Pour Miguel Ángel Moratinos, la Méditerranée doit servir de trait d'union entre l'Europe et l'Afrique (photo : F.Dubessy) |
Diplomate et ancien ministre espagnol des Affaires étrangères et de la coopération aujourd'hui président du Comité d'orientation politique de l'Ipemed, Miguel Ángel Moratinos prône une vision globale des défis et des opportunités entre les deux continents.
econostrum.info : Que pensez-vous des relations entre l'Afrique, la Méditerranée et l'Europe ?
Miguel Ángel Moratinos : Depuis quelques années, les politiques retrouvent les grands défis, mais aussi les opportunités, du scénario Europe-Afrique. Il existe cependant, de la part des Européens, une grande confusion, des contradictions de plus en plus en plus présentes, et un manque de vision, d'un projet global, pour, seulement, essayer de réussir à en comprendre les enjeux. Les politiques actuels préfèrent s'attaquer aux crises au jour le jour, sans aucune stratégie globale. C'est une vraie déception.
Comment expliquez-vous ce manque de vision ?
M.A.M. : Les problèmes d'aujourd'hui ne sont pas nouveaux. Sécurité, instabilité politique, manque de démocratie, migrations, disparités économiques, terrorisme, sécurité alimentaire, protection de l'environnement... Les Européens du Sud sont conscients depuis longtemps de tout cela. Au point qu'en 1995, ils lançaient le processus de Barcelone. Nous n'avons cependant pas trouvé une solution permanente à tout ces défis. Le changement de leadership en Europe a conduit à une réticence des hommes politiques à s'engager à nouveau dans une initiative plus large et plus intégrale. En s'occupant des problèmes uniquement en fonction des circonstances, ils s'aggravent et deviennent de plus en plus difficile à gérer.
"Il faut une volonté politique"
Justement, comment réussir avec l'Afrique, ce que les Européens n'ont pas réussi à faire avec la Méditerranée ?
M.A.M. : Nous n'avons pas réussi, mais nous n'avons pas raté ! Le processus de Barcelone n'a tout simplement pas été finalisé. L'Europe n'a pas trouvé de solution, a changé de cap et a oublié. Elle n'a pas su trouver les moyens financiers et politiques et s'est repliée sur elle-même. La crise financière l'a poussé à une introspection, à ne plus regarder ce qui se passait en dehors de ses frontières. Tout s'est donc accentué.
En regardant de nouveau l'Afrique, nous redonnons sa centralité à la Méditerranée. C'est un élément essentiel pour une nouvelle relation. Nous ne pouvons pas aller en Afrique directement, la Méditerranée apparaît alors comme un trait d'union entre l'Europe et l'Afrique.
Quelles sont les solutions que vous préconisez ?
M.A.M. : Il faut avant tout une volonté politique ! Si la classe politique européenne, méditerranéenne et africaine ne comprend pas qu'il faut vivre ensemble, ce n'est pas la peine de continuer.
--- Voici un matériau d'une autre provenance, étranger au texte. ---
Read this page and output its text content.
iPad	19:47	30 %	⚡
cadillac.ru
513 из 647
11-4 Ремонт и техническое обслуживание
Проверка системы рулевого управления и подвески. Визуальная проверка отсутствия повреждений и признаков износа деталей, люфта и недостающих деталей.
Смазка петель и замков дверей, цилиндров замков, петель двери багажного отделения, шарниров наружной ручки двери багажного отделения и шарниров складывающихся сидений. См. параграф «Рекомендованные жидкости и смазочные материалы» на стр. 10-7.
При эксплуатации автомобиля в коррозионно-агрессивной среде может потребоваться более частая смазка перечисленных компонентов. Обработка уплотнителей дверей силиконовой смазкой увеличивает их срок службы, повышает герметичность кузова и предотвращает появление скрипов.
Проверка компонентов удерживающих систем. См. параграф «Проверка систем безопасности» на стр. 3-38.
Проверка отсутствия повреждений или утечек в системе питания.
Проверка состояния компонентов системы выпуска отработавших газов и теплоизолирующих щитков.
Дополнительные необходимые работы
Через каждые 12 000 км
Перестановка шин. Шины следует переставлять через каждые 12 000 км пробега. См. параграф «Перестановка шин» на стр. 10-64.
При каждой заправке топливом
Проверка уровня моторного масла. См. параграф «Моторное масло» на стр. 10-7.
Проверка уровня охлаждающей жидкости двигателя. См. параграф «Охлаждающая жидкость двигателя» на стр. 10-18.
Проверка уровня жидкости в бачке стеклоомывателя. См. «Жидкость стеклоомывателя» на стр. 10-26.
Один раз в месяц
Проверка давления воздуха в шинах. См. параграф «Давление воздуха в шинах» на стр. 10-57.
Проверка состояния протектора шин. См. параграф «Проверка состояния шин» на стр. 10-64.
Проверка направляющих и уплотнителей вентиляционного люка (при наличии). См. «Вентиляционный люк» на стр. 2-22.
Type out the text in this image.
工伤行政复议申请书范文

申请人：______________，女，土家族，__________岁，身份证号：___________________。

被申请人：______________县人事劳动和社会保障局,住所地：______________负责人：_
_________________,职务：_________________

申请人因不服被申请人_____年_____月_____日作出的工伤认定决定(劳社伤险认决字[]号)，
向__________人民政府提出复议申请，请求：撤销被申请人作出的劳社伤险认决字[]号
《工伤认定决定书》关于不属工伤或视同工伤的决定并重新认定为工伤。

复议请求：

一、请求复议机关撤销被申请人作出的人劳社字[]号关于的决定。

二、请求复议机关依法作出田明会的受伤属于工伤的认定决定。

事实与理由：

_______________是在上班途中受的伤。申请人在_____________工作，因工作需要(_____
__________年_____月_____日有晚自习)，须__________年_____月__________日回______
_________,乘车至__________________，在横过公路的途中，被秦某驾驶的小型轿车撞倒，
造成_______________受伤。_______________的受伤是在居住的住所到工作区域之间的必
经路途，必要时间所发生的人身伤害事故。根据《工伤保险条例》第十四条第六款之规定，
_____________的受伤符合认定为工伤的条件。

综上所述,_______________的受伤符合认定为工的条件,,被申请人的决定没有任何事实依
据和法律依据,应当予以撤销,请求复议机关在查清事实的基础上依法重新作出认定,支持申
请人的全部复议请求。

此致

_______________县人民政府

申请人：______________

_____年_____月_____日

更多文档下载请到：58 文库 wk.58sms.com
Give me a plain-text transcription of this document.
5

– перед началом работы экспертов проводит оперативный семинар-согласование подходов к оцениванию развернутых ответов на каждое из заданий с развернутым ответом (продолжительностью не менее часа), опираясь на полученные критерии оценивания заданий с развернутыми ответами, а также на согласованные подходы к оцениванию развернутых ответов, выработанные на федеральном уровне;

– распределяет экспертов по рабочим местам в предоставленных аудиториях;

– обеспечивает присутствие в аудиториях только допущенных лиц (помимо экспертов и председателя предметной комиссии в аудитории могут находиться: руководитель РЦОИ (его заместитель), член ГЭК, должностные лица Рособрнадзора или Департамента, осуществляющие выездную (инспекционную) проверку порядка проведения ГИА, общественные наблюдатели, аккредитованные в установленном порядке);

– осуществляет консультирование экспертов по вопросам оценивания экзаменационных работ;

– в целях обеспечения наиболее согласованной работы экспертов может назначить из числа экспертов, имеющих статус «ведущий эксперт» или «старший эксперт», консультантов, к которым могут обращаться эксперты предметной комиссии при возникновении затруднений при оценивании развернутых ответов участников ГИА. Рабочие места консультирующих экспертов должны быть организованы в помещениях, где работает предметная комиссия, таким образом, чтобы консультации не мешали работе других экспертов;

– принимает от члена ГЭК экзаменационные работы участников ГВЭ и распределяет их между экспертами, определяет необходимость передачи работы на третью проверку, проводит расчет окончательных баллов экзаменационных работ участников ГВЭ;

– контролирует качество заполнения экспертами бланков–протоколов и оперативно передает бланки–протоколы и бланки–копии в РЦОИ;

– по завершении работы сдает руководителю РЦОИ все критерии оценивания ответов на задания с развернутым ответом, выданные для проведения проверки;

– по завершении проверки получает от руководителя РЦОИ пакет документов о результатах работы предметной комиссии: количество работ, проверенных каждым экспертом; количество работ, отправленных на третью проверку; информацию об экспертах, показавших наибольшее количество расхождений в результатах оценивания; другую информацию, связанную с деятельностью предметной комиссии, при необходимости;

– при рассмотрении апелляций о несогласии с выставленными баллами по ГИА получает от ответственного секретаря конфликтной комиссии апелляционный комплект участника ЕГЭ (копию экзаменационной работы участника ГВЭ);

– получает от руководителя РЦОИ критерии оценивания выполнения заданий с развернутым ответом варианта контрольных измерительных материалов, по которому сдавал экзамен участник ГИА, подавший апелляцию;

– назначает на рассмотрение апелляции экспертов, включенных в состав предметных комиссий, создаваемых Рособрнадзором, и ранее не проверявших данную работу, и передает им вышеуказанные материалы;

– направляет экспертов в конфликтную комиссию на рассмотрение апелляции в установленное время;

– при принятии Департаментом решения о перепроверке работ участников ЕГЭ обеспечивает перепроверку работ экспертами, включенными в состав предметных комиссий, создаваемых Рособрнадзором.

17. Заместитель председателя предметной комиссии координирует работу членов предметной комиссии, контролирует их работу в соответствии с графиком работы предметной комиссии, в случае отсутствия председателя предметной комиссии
Nous avons besoin d'une vision stratégique, d'un rendez-vous historique, comme lors de la création de l'Europe dans les années 50. Des hommes d'Etat doivent voir la complexité du problème et s'y attaquer avec un grand projet que nous appelons à l'Ipemed, la verticale.
Il convient aussi de s'attaquer aux problèmes réels. Aucune stabilité n'est à attendre sans régler le conflit israélo-palestinien ou la guerre en Syrie. D'autre part, il faut attirer les capitaux et donc créer une nouvelle institution financière capable de lutter contre le manque en capital-risque, d'investissements, de promotion des Pme.... Le monde a changé, les capacités financières de l'Afrique demeurent limitées. Créons un contexte économique et social pour y remédier.
Nous sommes dans l'urgence ! Nous ne pouvons plus attendre pour mettre en place cette verticale, la dessiner, la construire et la développer.